The Case for Physician Dashboards
Online patient portals are gaining popularity as a mechanism for informing patients about (and engaging them in) their healthcare. In a recent white paper, Drummond Group, an EHR certification organization, suggested thinking of the “patient portal as a platform [vs. an application] with many applications that can be built on it instead of just a singular application. It is a platform for patients to see and share their health data and engage with clinicians.”

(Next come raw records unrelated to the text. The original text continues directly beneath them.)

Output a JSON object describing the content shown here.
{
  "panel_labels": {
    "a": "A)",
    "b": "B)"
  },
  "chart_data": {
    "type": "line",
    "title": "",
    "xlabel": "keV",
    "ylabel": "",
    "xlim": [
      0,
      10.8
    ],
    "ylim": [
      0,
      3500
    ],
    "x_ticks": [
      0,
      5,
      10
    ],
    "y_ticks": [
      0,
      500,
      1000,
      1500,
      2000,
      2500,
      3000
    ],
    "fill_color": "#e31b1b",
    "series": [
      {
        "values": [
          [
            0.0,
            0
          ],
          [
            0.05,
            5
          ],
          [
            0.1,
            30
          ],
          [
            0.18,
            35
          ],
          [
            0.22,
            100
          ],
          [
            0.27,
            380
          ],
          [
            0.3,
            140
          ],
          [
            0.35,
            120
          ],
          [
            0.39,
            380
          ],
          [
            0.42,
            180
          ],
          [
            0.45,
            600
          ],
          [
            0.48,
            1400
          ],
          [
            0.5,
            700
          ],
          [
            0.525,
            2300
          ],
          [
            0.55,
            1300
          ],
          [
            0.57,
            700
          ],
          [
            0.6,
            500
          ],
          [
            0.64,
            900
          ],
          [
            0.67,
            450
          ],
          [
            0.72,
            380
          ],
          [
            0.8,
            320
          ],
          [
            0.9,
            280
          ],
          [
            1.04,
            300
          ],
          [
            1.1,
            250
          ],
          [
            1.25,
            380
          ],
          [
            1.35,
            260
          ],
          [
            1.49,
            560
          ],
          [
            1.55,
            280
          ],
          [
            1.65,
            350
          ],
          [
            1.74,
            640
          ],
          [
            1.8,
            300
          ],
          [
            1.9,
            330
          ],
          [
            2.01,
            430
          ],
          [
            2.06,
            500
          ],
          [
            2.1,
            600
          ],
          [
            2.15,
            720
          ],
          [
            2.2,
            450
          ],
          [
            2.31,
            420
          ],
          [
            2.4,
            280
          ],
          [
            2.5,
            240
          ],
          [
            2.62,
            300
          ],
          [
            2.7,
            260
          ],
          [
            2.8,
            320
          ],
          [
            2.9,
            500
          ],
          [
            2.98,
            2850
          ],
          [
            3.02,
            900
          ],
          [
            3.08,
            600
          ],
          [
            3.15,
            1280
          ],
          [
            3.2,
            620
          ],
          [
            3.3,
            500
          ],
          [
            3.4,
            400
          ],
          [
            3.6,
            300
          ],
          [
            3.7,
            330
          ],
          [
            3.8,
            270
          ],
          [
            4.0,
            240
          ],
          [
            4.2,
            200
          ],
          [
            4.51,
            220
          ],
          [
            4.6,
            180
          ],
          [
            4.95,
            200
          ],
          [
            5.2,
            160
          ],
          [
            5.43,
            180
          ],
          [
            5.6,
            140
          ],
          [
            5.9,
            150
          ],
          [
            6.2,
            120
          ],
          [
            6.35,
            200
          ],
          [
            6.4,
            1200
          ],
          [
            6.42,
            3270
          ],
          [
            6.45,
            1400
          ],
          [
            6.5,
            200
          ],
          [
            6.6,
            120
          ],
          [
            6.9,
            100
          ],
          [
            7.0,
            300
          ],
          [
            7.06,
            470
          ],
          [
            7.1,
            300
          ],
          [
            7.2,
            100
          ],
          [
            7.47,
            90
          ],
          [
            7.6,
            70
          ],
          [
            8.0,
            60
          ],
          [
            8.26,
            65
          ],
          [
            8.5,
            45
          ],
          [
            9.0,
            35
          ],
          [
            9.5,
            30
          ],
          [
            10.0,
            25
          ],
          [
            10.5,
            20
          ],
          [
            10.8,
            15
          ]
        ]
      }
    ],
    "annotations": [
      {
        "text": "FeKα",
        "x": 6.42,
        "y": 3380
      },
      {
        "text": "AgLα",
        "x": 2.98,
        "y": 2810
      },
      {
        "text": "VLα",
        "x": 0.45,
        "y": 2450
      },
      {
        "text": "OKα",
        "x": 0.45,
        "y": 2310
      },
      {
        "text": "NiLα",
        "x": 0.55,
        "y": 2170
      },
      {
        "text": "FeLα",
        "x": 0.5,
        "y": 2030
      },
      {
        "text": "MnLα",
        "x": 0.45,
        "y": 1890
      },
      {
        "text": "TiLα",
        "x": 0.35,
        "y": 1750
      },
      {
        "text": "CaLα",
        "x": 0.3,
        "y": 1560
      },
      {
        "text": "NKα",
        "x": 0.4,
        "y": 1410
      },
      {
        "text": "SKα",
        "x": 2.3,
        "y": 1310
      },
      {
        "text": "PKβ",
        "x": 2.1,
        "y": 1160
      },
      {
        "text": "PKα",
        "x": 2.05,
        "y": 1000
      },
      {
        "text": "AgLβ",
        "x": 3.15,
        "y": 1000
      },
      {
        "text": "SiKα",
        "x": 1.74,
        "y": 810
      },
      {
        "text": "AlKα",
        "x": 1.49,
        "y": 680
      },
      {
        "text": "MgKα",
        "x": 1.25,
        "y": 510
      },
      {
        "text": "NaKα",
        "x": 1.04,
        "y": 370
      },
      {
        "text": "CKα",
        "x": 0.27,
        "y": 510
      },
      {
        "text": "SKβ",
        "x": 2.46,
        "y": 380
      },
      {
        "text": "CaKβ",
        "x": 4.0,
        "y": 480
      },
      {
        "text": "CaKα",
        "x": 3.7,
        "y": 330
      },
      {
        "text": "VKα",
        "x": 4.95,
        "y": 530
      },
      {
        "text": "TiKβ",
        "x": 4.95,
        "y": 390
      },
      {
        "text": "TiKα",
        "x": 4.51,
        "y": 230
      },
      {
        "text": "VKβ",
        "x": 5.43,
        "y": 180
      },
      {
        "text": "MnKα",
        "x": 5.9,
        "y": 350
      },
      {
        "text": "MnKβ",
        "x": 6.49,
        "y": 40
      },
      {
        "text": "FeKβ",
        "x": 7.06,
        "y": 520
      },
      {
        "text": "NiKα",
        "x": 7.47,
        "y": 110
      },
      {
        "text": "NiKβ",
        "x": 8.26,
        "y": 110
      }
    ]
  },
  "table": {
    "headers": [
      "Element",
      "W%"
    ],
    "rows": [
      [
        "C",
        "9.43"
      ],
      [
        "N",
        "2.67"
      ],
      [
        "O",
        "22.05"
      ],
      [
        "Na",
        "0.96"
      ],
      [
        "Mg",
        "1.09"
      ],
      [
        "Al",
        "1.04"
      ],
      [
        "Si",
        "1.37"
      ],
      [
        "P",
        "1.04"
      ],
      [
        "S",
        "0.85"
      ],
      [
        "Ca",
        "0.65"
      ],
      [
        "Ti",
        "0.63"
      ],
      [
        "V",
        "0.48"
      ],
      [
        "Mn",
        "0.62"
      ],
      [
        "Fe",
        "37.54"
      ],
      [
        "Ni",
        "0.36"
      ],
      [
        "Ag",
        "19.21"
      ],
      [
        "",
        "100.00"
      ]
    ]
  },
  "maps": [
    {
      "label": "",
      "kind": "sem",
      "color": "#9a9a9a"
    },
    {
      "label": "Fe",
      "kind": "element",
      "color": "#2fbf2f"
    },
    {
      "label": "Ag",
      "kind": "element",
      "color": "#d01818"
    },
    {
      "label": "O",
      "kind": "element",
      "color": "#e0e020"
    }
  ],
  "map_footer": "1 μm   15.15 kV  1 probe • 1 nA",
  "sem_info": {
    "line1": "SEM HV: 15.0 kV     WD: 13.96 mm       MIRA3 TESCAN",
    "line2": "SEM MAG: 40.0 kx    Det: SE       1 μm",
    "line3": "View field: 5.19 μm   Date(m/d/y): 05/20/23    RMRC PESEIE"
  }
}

That model also makes sense for an organization’s physician-facing IT environment. Regardless of a hospital’s underlying transactional and clinical information systems, physicians appreciate a consistent, intuitive and holistic IT user experience, in which the most meaningful patient information – for that patient, in that moment – is presented in a comprehensible way; and related applications for interpreting and/or acting on that patient information are readily accessible, consistent with a physician’s normal workflow. That’s one of the guiding principles behind the design of PatientKeeper’s latest release, which features provider- and specialty-specific dashboards as the primary physician user interface.
For physicians, clicking between multiple screens of an EHR can be intensely frustrating, because it is inefficient and a huge time drain. It also can disrupt a provider’s thought process, with potentially negative consequences for patient care.
Dashboards that can be customized to the needs and preferences of each physician, and that highlight the information most pertinent to a particular patient’s current situation, make good sense – and will enable better healthcare. After all, providers deserve technology that’s at least as useful (and usable) to them as the portals being offered to their patients.